Dar a luz a un bebé es un proceso suficientemente difícil en sí mismo, pero la vida después del parto, durante la cual tienes que aprender a cuidar de las necesidades de un nuevo ser humano, mientras tu cuerpo y tu psique atraviesan un sinfín de cambios, presenta sus propios retos. ¿Cómo adaptarte a una etapa que puede ser abrumadora, fatigante y aterradora al mismo tiempo que hermosa e increíble, sin perder la cabeza o la salud en el intento? Ya seas la nueva madre, o una persona cercana, estos consejos pueden ayudar a hacerte la vida más fácil.

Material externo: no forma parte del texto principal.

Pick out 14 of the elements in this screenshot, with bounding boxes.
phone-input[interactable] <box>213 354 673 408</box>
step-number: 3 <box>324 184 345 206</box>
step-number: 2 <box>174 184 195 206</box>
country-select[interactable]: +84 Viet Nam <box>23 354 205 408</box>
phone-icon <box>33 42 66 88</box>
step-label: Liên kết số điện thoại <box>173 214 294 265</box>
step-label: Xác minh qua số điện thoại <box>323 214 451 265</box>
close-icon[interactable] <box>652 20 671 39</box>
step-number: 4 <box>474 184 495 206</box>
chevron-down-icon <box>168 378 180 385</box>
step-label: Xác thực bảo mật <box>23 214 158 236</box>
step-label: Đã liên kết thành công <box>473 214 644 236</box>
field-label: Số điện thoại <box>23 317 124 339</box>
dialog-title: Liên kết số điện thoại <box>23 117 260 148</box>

  1. Pide favores en lugar de regalos: las personas de tu entorno querrán ayudarte, pero con frecuencia no sabrán exactamente cómo hacerlo. En general, lo que necesitas cuando tienes un nuevo bebé en casa no son ramos de flores ni más peluches, sino un poco de ayuda. Diles que te ayuden a cuidar al bebé para que puedas ir a la peluquería, que te ayuden con una carga de ropa para lavar, o simplemente que te permitan una hora de tiempo para ti misma, en la que puedas darte un baño, leer o cualquier otra cosa que desees hacer.
  1. Prioriza tu nutrición: recuerda alimentarte a horas regulares, así como ingerir algo saludable cada vez que alimentes al bebé, incluso si no sientes hambre. En lo que respecta a la comida, recuerda que no toda la comida rápida o preparada tiene que ser mala para la salud: abastécete con comida saludable y lista, y permítete pedir comida a domicilio si estás cansada y no quieres invertir energías en cocinar.
  1. No tengas miedo de delegar. Con frecuencia, las madres recientes tienden a poner sus necesidades en último lugar. Pide a un miembro de tu familia que te ayude con la limpieza, a contrata a alguien por unas horas a la semana. No te fijes expectativas poco realistas con respecto al estado de la casa y las tareas domésticas, y fija límites en lo que otras personas pueden esperar de ti en estos momentos, por ejemplo, estableciendo horas para recibir visitas, y no permitiendo que otras personas alteren tus horarios y los del bebé.

Confía en tus instintos, y toma todos los consejos (incluso éstos) con el criterio de saber cuáles funcionan para ti y cuáles no. Pero sobre todo, ten paciencia: el proceso puede ser largo y cansado, pero estará lleno de hermosas sorpresas y aprendizajes.